Email has become somewhat unfashionable as a collaboration tool for open-source projects, but there are still a number of projects—such as PostgreSQL and the Linux kernel—that expect contributors to send and review patches via email. The aerc mail client is aimed at developers looking for a text-based, efficient, and extensible client that is meant to be used for working with Git and email. It uses Vim-style keybindings by default, and has an interface inspired by tmux that lets users manage multiple accounts, mails, and embedded terminals at once.

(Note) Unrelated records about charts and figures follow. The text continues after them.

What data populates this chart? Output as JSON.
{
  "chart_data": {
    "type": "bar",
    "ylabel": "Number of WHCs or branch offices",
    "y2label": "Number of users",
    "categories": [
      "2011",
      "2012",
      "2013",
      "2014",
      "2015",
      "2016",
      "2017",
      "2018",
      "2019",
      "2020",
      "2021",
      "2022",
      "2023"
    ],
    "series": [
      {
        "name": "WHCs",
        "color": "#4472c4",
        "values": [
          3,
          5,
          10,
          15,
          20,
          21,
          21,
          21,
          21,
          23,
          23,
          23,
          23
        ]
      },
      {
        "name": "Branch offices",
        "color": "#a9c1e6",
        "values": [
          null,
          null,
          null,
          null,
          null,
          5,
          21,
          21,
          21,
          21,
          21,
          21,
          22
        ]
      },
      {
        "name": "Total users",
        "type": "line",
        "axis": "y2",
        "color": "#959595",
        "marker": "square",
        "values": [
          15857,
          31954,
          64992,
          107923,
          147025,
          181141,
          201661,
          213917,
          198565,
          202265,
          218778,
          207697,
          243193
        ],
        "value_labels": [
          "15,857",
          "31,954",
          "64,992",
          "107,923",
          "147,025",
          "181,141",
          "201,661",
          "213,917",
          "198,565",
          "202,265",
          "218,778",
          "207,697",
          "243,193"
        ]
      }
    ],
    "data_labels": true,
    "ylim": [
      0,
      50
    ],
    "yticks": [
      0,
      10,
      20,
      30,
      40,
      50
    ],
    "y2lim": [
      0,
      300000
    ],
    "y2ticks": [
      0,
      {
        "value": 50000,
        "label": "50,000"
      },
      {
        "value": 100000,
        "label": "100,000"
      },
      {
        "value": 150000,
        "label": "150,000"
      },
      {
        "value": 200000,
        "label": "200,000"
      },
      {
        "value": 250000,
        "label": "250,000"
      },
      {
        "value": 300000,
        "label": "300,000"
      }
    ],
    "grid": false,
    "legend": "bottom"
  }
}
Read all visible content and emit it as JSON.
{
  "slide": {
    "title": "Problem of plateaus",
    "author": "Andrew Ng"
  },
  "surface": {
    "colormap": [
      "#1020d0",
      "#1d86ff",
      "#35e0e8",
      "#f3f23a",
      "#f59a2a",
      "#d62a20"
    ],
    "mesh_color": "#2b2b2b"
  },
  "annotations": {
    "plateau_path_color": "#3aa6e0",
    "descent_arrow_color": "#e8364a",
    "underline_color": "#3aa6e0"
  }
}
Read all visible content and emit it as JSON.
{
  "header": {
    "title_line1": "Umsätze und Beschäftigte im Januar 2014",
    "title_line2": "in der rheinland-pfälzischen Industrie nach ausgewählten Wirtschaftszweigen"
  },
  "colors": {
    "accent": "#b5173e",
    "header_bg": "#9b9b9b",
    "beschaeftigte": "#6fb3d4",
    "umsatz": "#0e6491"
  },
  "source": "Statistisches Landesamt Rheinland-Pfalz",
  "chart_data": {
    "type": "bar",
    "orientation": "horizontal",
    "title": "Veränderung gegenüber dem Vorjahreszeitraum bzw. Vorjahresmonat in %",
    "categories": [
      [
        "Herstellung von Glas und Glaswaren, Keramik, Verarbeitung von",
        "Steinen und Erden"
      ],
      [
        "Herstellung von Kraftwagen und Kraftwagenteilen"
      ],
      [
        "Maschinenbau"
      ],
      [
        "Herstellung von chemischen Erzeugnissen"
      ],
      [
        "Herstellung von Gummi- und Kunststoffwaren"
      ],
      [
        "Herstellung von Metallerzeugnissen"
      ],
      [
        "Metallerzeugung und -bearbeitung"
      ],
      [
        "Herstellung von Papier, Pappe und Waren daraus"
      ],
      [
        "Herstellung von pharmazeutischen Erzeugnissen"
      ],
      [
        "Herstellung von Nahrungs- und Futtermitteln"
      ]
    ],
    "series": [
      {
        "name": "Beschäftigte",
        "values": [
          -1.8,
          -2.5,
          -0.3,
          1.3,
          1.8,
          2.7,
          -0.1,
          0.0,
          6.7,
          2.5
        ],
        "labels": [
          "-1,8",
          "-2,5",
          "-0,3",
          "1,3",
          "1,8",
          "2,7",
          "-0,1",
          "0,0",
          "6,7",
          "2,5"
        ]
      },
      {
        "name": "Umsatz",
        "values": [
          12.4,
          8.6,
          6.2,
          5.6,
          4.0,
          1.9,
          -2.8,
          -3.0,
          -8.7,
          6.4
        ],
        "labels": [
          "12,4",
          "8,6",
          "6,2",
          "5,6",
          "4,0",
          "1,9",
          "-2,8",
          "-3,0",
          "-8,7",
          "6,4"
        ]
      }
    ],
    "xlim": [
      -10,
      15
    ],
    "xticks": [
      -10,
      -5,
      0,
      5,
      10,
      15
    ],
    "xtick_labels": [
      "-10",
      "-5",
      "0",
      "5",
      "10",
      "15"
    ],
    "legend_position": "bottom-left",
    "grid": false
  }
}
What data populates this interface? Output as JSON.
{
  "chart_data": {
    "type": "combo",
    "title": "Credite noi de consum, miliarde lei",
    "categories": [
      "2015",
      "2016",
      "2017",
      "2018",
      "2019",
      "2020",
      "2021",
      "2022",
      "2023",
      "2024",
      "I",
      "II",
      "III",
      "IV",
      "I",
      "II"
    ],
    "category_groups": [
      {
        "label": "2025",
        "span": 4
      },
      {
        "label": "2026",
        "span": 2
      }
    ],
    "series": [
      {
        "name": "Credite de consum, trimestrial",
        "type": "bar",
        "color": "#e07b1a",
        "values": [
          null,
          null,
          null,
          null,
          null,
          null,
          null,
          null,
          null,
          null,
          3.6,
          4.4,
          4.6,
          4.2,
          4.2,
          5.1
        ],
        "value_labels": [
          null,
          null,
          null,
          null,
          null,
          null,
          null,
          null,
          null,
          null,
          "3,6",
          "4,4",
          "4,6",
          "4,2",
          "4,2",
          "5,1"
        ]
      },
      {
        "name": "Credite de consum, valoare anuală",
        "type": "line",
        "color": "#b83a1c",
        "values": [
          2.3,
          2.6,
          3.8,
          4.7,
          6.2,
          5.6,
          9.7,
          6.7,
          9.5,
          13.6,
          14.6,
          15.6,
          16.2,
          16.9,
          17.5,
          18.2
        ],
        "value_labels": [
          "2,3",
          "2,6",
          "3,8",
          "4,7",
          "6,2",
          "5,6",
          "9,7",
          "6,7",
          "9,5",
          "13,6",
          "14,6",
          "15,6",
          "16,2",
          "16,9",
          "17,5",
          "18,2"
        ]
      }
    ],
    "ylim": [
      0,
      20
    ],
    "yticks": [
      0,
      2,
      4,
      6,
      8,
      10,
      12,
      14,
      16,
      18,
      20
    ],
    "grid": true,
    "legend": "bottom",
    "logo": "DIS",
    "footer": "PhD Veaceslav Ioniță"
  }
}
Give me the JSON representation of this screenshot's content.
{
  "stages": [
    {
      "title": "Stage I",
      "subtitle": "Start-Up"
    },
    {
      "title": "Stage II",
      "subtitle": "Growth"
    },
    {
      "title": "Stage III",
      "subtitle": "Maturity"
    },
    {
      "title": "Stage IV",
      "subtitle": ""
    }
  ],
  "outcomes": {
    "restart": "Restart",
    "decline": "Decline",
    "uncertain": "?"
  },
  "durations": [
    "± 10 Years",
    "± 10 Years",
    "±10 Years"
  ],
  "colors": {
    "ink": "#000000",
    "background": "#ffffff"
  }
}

By terminal-based email client standards, aerc is relatively new. The popular Mutt text-based email client was first released in 1995, and its fork NeoMutt was first released in 2016. The venerable Pine mail client was first released in 1992, and its rewrite Alpine appeared in 2007. At only six years old, aerc is a new kid on the block. Drew DeVault made the first commit to the aerc project in January 2018, and announced the 0.1.0 pre-release in June 2019. The project is written in Go, and made available under the MIT License.
The name was something of a mystery, so I emailed DeVault to ask where it came from. He replied that it originally stood for "asynchronous email reading client", to signify that the user interface and the network code to communicate with IMAP servers, etc., were decoupled to make the user experience better. That name, he said, was not very meaningful and "soon fell into the dustbin of history".